Las desigualdades materiales no son el único problema al que se enfrentan las villas. Sus habitantes son estigmatizados, tratados de “vagos” o “negros”, como explica Pablo Vitale, licenciado en Ciencia Política y miembro de la Asociación Civil por la Igualdad y la Justicia (ACIJ). El dogma dice que las villas son lugares “sin ley”, donde se extiende el tráfico de drogas y la delincuencia. Marcos Chinchilla cuenta, por ejemplo, cómo muchos vecinos deciden no dar su verdadera dirección cuando aspiran a un trabajo. “No conseguirían nunca el empleo”, asegura. La presión se extiende a los barrios colindantes, que han llegado a organizarse para hacer la vida un poco más difícil a los residentes en las villas. Ya se sabe que la lucha del penúltimo contra el último siempre ha sido un mecanismo eficaz para mantener el statu quo.
Pablo Vitale define el momento actual de estos enclaves: “Las villas están más atravesadas por procesos de urbanización que por resistencia a los ajustes; son procesos bien complejos de tensión, articulación y conflicto entre las organizaciones territoriales y el gobierno”. Su grupo participa, junto a organizaciones sociales y vecinos, en la plataforma que ha desarrollado un decálogo que trata de marcar el camino al gobernador Horacio Rodríguez Larreta, antigua mano derecha de Macri en la alcaldía de Buenos Aires.
No se puede olvidar que los últimos años de arrabales como Villa 20 vienen marcados por luchas que mezclan la organización vecinal con la pura necesidad. Marcos Chinchilla recuerda, por ejemplo, la ocupación del parque de la Independencia desarrollada por cientos de vecinos en 2010. Seis años después, la policía entró a sangre y fuego. Murieron tres de los nuevos residentes. La represión no fue obstáculo para que cuatro años después, en 2014, otro de los terrenos lindantes con la barriada fuese ocupado. Hasta tiraron de marketing para rebautizar el asentamiento como “barrio Papa Francisco”, confiando en una intervención de la Iglesia que no sirvió de nada porque terminaron siendo expulsados.

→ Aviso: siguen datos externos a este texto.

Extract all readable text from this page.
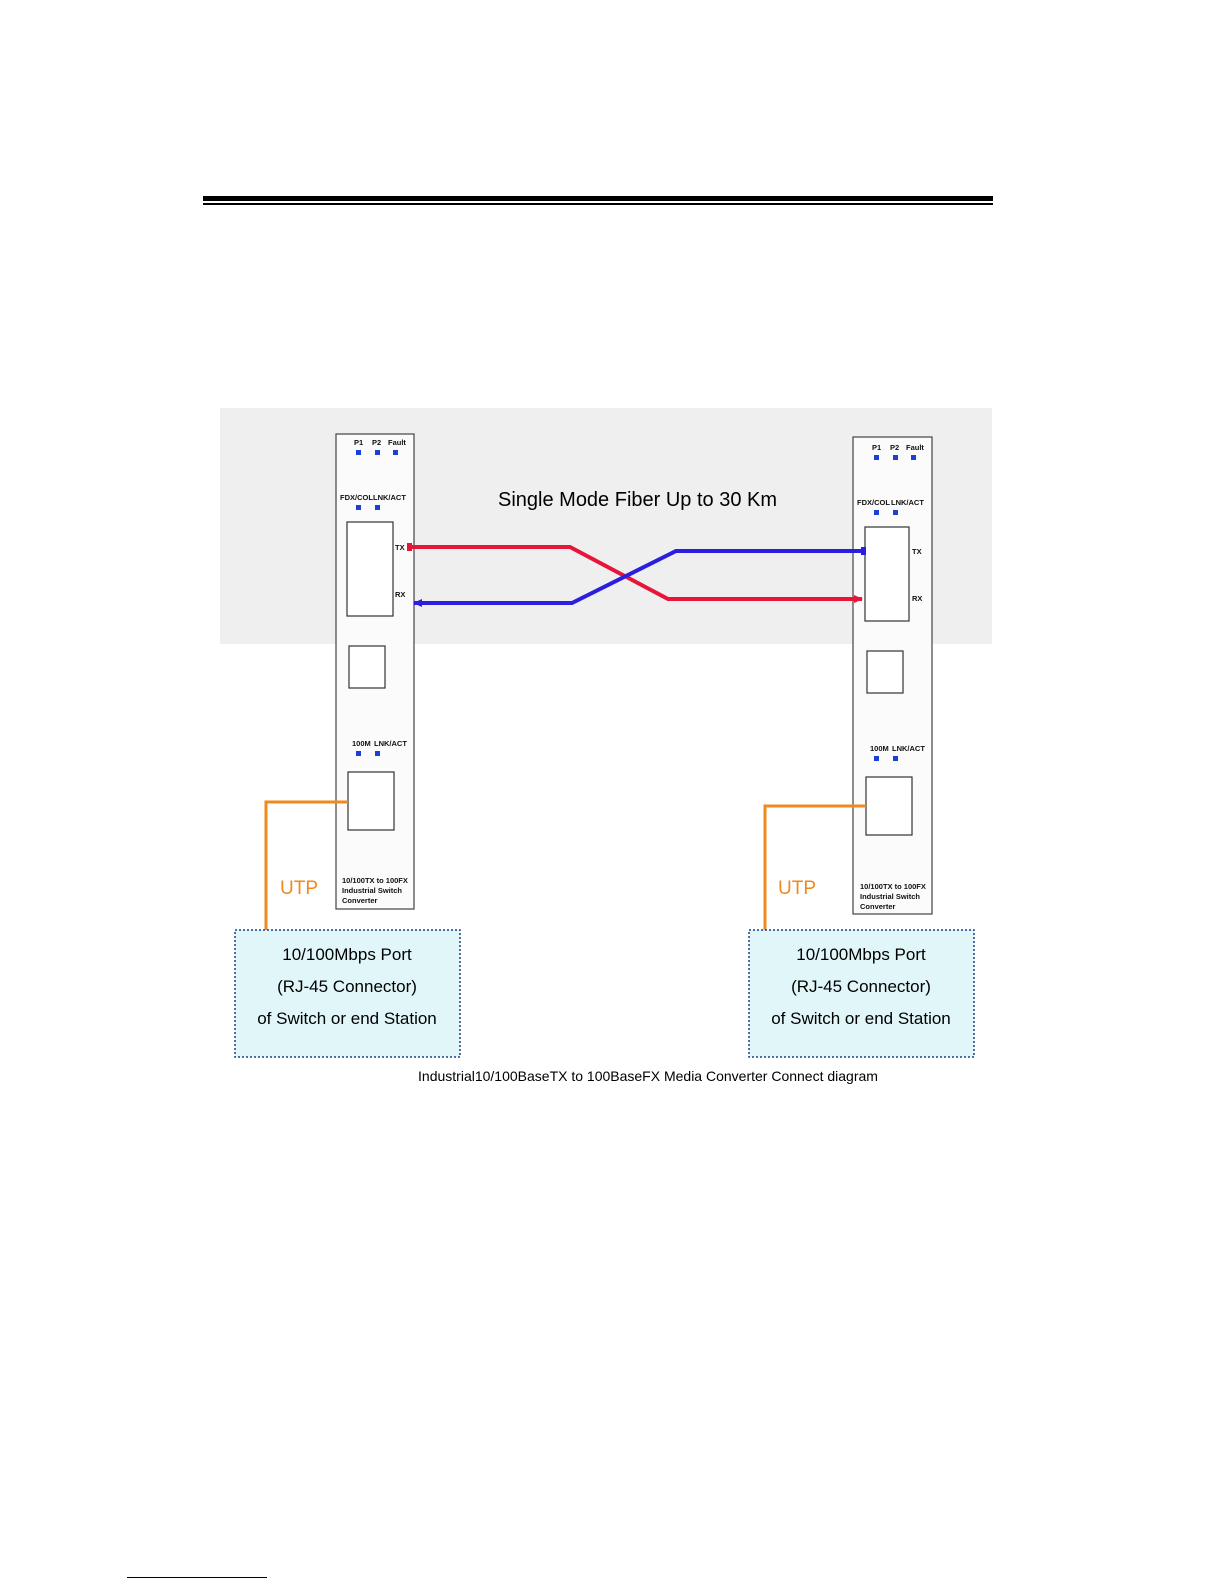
Single Mode Fiber Up to 30 Km
P1 P2 Fault
FDX/COL LNK/ACT
TX
RX
100M LNK/ACT
10/100TX to 100FX
Industrial Switch
Converter
P1 P2 Fault
FDX/COL LNK/ACT
TX
RX
100M LNK/ACT
10/100TX to 100FX
Industrial Switch
Converter
UTP	UTP
10/100Mbps Port
(RJ-45 Connector)
of Switch or end Station
10/100Mbps Port
(RJ-45 Connector)
of Switch or end Station
Industrial10/100BaseTX to 100BaseFX Media Converter Connect diagram
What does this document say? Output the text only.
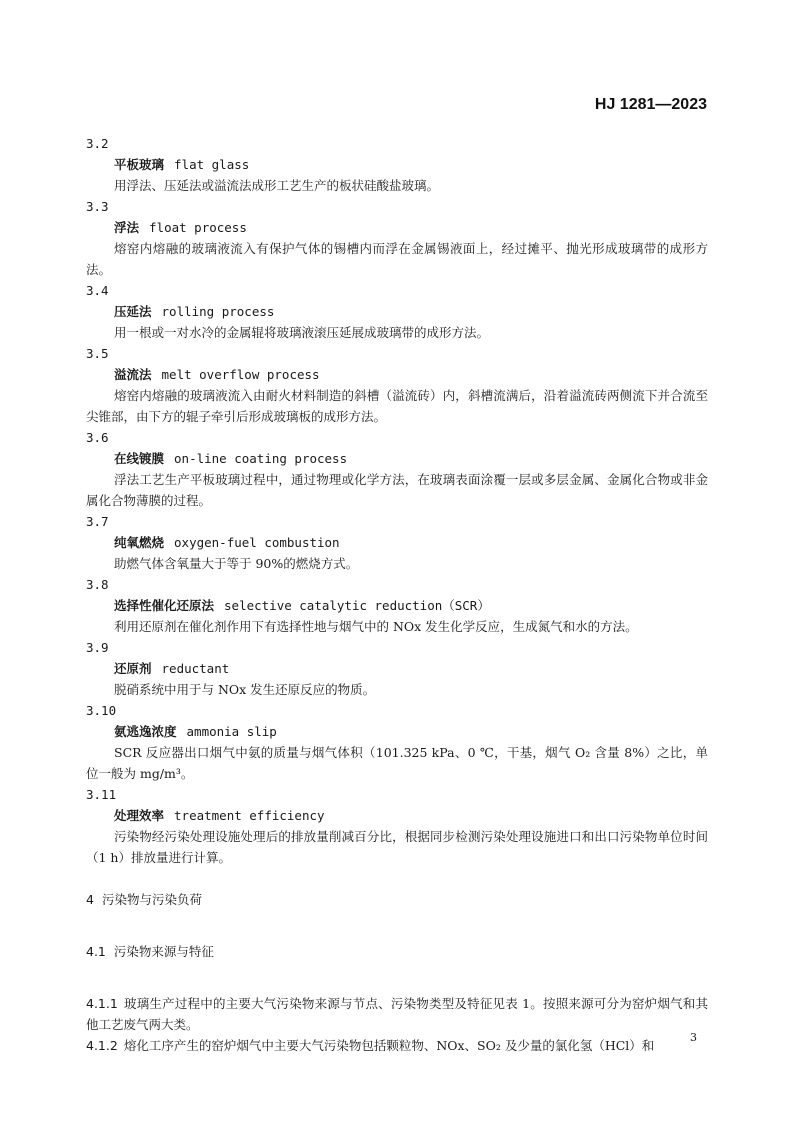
HJ 1281—2023
3.2
平板玻璃 flat glass

用浮法、压延法或溢流法成形工艺生产的板状硅酸盐玻璃。

3.3
浮法 float process

熔窑内熔融的玻璃液流入有保护气体的锡槽内而浮在金属锡液面上，经过摊平、抛光形成玻璃带的成形方法。

3.4
压延法 rolling process

用一根或一对水冷的金属辊将玻璃液滚压延展成玻璃带的成形方法。

3.5
溢流法 melt overflow process

熔窑内熔融的玻璃液流入由耐火材料制造的斜槽（溢流砖）内，斜槽流满后，沿着溢流砖两侧流下并合流至尖锥部，由下方的辊子牵引后形成玻璃板的成形方法。

3.6
在线镀膜 on-line coating process

浮法工艺生产平板玻璃过程中，通过物理或化学方法，在玻璃表面涂覆一层或多层金属、金属化合物或非金属化合物薄膜的过程。

3.7
纯氧燃烧 oxygen-fuel combustion

助燃气体含氧量大于等于 90%的燃烧方式。

3.8
选择性催化还原法 selective catalytic reduction（SCR）

利用还原剂在催化剂作用下有选择性地与烟气中的 NOx 发生化学反应，生成氮气和水的方法。

3.9
还原剂 reductant

脱硝系统中用于与 NOx 发生还原反应的物质。

3.10
氨逃逸浓度 ammonia slip

SCR 反应器出口烟气中氨的质量与烟气体积（101.325 kPa、0 ℃，干基，烟气 O₂ 含量 8%）之比，单位一般为 mg/m³。

3.11
处理效率 treatment efficiency

污染物经污染处理设施处理后的排放量削减百分比，根据同步检测污染处理设施进口和出口污染物单位时间（1 h）排放量进行计算。

4 污染物与污染负荷
4.1 污染物来源与特征

4.1.1 玻璃生产过程中的主要大气污染物来源与节点、污染物类型及特征见表 1。按照来源可分为窑炉烟气和其他工艺废气两大类。

4.1.2 熔化工序产生的窑炉烟气中主要大气污染物包括颗粒物、NOx、SO₂ 及少量的氯化氢（HCl）和

3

2018: los Juegos Olímpicos de la Juventud
Los próximos meses van a ser clave porque la alcaldía de Buenos Aires ha anunciado un plan para reurbanizar algunos de los núcleos más emblemáticos. Entre ellos, Villa 20 y Villa 31. Esto implicaría sanear las infraestructuras, colocar un alcantarillado y un alumbrado equiparable al de otros enclaves y, en definitiva, fusionar el arrabal con el entorno. También determinados traslados de las personas que residen en zonas que no van a poder mantenerse en pie. Claro que, después de tantos años de marginación, sus vecinos no se fían. En el caso del primer arrabal, según Chinchilla, la clave está en la proximidad de los Juegos Olímpicos de la Juventud, que se celebrarán en Buenos Aires en 2018. Parte de la infraestructura se sitúa en Lugano, el distrito de la Villa 20. Los vecinos creen que podría ser una buena oportunidad. Aunque también está la otra cara: la edificación de canchas y polideportivos, unido a los servicios que llegarían, podrían encarecer la zona. Y la legalización, si viene con un papel que garantice la propiedad, cambiaría el barrio para siempre. La obtención del documento, no obstante, debe ser el final de un proceso en el que lo fundamental es la participación ciudadana.
Chinchilla no olvida que el último proyecto supuestamente pensado para integrar la barriada en el entorno consistía en cuatro bloques de pisos que, en la práctica, tenían como objetivo invisibilizar el barrio. Lograron paralizarlo. Por eso confía ahora en que el momento de dignificar las condiciones de vida de sus vecinos esté cada vez más cerca.